10104 Trace File Snippet
Finally, a sample extract from the 10104 hash join trace file showing that spilling to disk takes place
before the PROBE_2 phase begins:
.
.
.
kxhfWrite: hash-join is spilling to disk
kxhfWrite: Writing dba=130176 slot=56 part=8
kxhfIsDone: waiting slot=56 lbs=000000001CCB7308
kxhfWrite: Writing dba=129920 slot=57 part=8
kxhfIsDone: waiting slot=57 lbs=000000001CCB7308
.
.
.
kxhfIsDone: waiting slot=61 lbs=000000001CD37308
kxhfWrite: Writing dba=118528 slot=62 part=8
*** 2012-11-15 18:27:12.706
qerhjFetch: max probe row length (mpl=0)
kxhfSetPhase: phase=PROBE_2
qerhjFetch: PQ Partition rows:500826 clusters:56 in-memory slots 9
kxhfIsDone: waiting slot=62 lbs=000000001CD37308
kxhfWrite: Writing dba=118272 slot=63 part=8
kxhfWrite: Writing dba=118144 slot=64 part=8
kxhfRead(): Reading dba=130432 into slot=62
kxhfIsDone: waiting slot=62 lbs=000000001CD37308
kxhfIsDone: waiting slot=63 lbs=000000001CD37308
kxhfRead(): Reading dba=130304 into slot=63
.
.
.
Footnote
The tests were performed on recent (11.2) releases as well as 10.2.0.3 which is one of the versions Jonathan used for testing in his original post. All versions tested showed the
same behaviour, so it doesn't look like the buffering of the second row source is a change that got introduced in recent releases.

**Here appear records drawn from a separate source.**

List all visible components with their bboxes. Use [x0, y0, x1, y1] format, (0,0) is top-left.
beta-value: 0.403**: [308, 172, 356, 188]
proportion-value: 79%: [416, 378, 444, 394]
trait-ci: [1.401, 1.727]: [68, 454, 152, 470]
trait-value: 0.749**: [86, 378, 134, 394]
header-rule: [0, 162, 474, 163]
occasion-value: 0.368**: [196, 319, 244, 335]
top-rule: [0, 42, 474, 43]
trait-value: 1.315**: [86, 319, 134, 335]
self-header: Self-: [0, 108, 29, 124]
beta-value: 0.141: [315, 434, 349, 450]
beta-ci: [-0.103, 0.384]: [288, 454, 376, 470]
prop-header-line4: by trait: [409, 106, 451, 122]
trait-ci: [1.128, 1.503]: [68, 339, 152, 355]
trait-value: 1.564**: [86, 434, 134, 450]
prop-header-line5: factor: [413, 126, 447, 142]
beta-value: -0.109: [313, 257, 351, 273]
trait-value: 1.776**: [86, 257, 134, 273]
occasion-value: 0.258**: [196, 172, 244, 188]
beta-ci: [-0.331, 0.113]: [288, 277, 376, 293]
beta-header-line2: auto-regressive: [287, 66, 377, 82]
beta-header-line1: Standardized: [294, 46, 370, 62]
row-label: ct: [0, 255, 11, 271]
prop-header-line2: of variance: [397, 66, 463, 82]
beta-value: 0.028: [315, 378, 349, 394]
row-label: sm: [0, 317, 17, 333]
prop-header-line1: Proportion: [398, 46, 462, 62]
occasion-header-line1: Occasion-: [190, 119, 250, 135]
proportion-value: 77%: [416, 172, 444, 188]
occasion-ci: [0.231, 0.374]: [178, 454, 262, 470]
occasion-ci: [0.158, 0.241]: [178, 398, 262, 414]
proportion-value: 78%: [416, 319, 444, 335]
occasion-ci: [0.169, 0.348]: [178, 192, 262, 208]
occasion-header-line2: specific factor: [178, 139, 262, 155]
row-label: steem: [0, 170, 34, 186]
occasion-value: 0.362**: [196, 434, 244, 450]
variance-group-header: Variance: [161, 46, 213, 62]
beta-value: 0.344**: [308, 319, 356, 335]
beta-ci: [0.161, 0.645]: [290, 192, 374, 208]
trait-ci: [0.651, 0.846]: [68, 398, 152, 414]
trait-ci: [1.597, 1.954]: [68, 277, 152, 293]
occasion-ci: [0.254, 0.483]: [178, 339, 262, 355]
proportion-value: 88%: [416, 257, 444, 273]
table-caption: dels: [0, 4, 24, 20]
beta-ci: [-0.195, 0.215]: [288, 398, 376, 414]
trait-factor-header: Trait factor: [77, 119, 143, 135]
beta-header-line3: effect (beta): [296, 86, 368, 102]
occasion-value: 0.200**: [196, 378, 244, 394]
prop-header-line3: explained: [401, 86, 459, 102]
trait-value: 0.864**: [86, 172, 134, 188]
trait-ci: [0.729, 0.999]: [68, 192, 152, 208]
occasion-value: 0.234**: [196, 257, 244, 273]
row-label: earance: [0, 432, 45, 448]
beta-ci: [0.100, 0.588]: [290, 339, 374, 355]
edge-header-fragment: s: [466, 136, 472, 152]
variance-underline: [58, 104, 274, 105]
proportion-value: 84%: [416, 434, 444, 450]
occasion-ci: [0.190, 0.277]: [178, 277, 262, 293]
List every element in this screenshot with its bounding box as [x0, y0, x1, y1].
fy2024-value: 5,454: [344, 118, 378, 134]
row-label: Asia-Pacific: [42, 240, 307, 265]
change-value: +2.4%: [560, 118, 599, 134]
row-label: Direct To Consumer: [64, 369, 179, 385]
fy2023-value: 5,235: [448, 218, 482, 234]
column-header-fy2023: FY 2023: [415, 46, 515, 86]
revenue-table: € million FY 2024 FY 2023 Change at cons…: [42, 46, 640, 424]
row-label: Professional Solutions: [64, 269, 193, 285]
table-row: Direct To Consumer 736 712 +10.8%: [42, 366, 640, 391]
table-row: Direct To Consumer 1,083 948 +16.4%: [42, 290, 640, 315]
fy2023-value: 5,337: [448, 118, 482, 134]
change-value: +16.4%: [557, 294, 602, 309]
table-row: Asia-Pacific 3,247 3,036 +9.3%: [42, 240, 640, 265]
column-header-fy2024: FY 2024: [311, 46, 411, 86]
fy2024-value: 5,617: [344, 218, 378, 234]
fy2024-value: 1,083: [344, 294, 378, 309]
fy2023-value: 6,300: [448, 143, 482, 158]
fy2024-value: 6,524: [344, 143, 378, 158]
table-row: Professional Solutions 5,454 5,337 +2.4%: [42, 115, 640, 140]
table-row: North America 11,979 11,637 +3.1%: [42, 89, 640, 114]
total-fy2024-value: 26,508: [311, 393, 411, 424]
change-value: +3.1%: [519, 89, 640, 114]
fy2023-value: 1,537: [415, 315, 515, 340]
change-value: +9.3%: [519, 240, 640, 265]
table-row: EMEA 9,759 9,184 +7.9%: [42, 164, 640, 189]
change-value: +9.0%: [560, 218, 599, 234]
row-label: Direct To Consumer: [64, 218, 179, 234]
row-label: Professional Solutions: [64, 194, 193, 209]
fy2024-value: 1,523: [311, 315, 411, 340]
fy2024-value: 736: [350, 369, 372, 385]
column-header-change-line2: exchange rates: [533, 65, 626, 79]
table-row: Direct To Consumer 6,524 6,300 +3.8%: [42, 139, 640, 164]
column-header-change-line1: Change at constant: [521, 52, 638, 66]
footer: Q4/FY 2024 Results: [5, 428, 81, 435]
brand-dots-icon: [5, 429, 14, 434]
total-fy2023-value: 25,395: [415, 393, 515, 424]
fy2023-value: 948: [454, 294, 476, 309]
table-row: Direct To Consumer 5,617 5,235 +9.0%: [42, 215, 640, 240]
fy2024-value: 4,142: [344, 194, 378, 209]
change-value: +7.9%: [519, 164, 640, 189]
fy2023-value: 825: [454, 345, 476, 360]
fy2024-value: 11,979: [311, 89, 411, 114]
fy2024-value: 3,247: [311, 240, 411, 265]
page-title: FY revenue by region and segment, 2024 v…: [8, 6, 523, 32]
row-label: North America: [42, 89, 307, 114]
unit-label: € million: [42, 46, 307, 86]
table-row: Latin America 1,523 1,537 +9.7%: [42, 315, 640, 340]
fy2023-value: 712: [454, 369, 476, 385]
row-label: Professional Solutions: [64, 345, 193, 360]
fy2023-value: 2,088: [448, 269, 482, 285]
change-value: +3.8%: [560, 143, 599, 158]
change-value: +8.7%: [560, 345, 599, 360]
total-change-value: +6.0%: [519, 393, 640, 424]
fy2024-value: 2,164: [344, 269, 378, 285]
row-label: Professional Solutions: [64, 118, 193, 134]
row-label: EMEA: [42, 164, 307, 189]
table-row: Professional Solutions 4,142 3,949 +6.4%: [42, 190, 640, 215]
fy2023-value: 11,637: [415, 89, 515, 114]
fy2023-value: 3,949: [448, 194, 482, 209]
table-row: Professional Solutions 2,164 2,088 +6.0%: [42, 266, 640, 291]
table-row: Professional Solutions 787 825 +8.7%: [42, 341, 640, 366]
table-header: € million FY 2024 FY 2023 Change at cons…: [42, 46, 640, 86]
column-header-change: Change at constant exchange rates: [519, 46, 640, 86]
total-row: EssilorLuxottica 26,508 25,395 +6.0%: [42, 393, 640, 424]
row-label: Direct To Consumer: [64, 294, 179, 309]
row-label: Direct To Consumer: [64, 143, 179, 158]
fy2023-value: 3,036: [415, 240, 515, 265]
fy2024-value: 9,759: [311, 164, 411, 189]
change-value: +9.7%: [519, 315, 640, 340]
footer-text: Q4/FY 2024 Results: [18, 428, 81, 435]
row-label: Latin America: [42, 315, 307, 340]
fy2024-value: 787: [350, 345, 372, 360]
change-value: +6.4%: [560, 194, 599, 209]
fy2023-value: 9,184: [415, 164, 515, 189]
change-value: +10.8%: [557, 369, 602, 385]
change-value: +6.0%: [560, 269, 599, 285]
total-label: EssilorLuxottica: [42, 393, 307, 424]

Furthermore please note that my
OTN mini series on Parallel Execution that I wrote already a couple of months ago but was only published recently doesn't include this knowledge here and therefore explains the BUFFERED operation and the reasons for the blocking operations partially incorrectly.
Summary
The test case results show that the HASH JOIN BUFFERED operation seems to buffer the second row source. In principle it operates like a BUFFER SORT operation on the second row source but takes advantage of the fact that it only needs to buffer data that matches data in the first row source.
The limitation why the artificial blocking operations are introduced seems to revolve around the fact that at most a single PX SEND operation can be active concurrently.